Legenda Samba Paria

Samba` Paria adalah seorang gadis cantik jelita yang tinggal bersama adiknya di sebuah rumah panggung di tengah hutan di daerah Mandar, Sulawesi Barat, Indonesia. Pada suatu hari, Raja Mandar bersama beberapa orang pengawalnya menculik Samba` Paria. Mengapa Raja Mandar menculiknya? Lalu bagaimana nasib Samba` Paria selanjutnya? Temukan jawabannya dalam cerita Samba` Paria berikut ini.

 

Alkisah,

Di daerah Mandar, Sulawesi Barat, hidup seorang gadis cantik jelita bersama seorang adiknya yang masih berumur sepuluh tahun. Kedua kakak beradik itu adalah yatim piatu. Mereka hidup rukun dan saling menyayangi. Mereka tinggal di sebuah rumah panggung peninggalan orang tua mereka yang berada di tengah hutan belantara, jauh dari permukiman penduduk.

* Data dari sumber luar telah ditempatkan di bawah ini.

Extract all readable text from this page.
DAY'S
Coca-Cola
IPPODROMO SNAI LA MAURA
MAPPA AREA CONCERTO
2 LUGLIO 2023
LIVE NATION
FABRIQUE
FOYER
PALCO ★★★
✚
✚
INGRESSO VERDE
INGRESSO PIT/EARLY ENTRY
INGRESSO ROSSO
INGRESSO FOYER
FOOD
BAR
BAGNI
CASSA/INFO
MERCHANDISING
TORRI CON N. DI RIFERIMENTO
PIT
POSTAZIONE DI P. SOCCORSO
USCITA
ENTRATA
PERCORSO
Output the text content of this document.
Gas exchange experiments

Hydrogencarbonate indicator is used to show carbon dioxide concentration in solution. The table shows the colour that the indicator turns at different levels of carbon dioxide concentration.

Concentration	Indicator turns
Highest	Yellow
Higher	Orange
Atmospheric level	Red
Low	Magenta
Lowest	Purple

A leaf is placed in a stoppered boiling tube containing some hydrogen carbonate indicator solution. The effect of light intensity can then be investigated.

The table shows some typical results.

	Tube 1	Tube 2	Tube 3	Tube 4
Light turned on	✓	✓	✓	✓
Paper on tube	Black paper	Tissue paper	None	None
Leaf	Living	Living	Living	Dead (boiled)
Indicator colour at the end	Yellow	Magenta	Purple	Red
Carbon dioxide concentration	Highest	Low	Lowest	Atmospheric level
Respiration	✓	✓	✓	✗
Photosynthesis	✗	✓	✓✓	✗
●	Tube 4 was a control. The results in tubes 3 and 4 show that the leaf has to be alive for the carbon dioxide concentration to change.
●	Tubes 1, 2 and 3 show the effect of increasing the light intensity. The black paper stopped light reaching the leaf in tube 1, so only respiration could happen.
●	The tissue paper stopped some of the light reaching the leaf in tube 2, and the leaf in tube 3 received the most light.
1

Dari kejauhan, rumah mereka hampir tidak kelihatan, karena selain tertutupi pepohonan rindang di sekitarnya, juga diselubungi oleh tanaman paria (pare) yang menjalar mulai dari tiang, tangga, dinding, hingga ke atap rumahnya. Itulah sebabnya, gadis cantik itu dipanggil “Samba` Paria”, yang berarti perempuan yang rumahnya diselubungi tanaman paria.

Pada suatu hari, Samba` Paria bersama adiknya sedang asyik menyantap makanan jepa[1] di dalam rumah. Tanpa disengaja, ketika sang Adik akan memasukkan jepa ke dalam mulutnya, tiba-tiba terlepas dari tangannya dan langsung jatuh ke tanah. Mereka membiarkan jepa itu di tanah, karena kotor dan tidak layak lagi untuk dimakan.

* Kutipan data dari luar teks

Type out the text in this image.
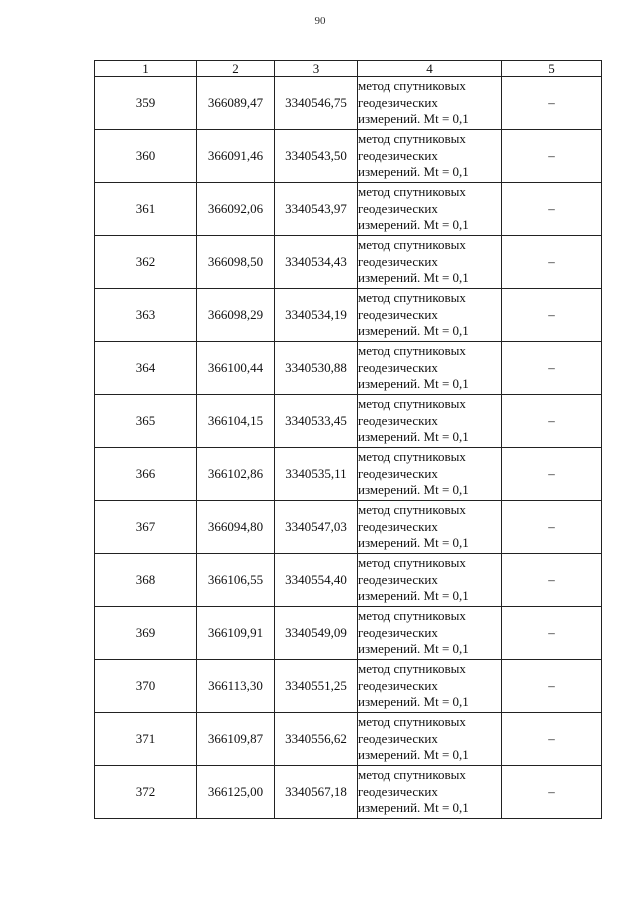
90
1	2	3	4	5
359	366089,47	3340546,75	метод спутниковых
геодезических
измерений. Mt = 0,1	–
360	366091,46	3340543,50	метод спутниковых
геодезических
измерений. Mt = 0,1	–
361	366092,06	3340543,97	метод спутниковых
геодезических
измерений. Mt = 0,1	–
362	366098,50	3340534,43	метод спутниковых
геодезических
измерений. Mt = 0,1	–
363	366098,29	3340534,19	метод спутниковых
геодезических
измерений. Mt = 0,1	–
364	366100,44	3340530,88	метод спутниковых
геодезических
измерений. Mt = 0,1	–
365	366104,15	3340533,45	метод спутниковых
геодезических
измерений. Mt = 0,1	–
366	366102,86	3340535,11	метод спутниковых
геодезических
измерений. Mt = 0,1	–
367	366094,80	3340547,03	метод спутниковых
геодезических
измерений. Mt = 0,1	–
368	366106,55	3340554,40	метод спутниковых
геодезических
измерений. Mt = 0,1	–
369	366109,91	3340549,09	метод спутниковых
геодезических
измерений. Mt = 0,1	–
370	366113,30	3340551,25	метод спутниковых
геодезических
измерений. Mt = 0,1	–
371	366109,87	3340556,62	метод спутниковых
геодезических
измерений. Mt = 0,1	–
372	366125,00	3340567,18	метод спутниковых
геодезических
измерений. Mt = 0,1	–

Pada waktu yang hampir bersamaan, rombongan maraqdia (raja) dari daerah pesisir Tanah Mandar sedang berburu binatang di hutan itu. Mereka datang dengan menunggangi kuda dan membawa serta beberapa ekor anjing pemburu yang sudah terlatih. Saat berada di tengah hutan, tidak jauh dari rumah Samba` Paria, mereka melepaskan tali anjing-anjing pemburu tersebut dan membiarkannya pergi mencari mangsa. Pada saat anjing-anjing tersebut terlepas, terdengarlah suara gonggongan anjing memecah kesunyian hutan.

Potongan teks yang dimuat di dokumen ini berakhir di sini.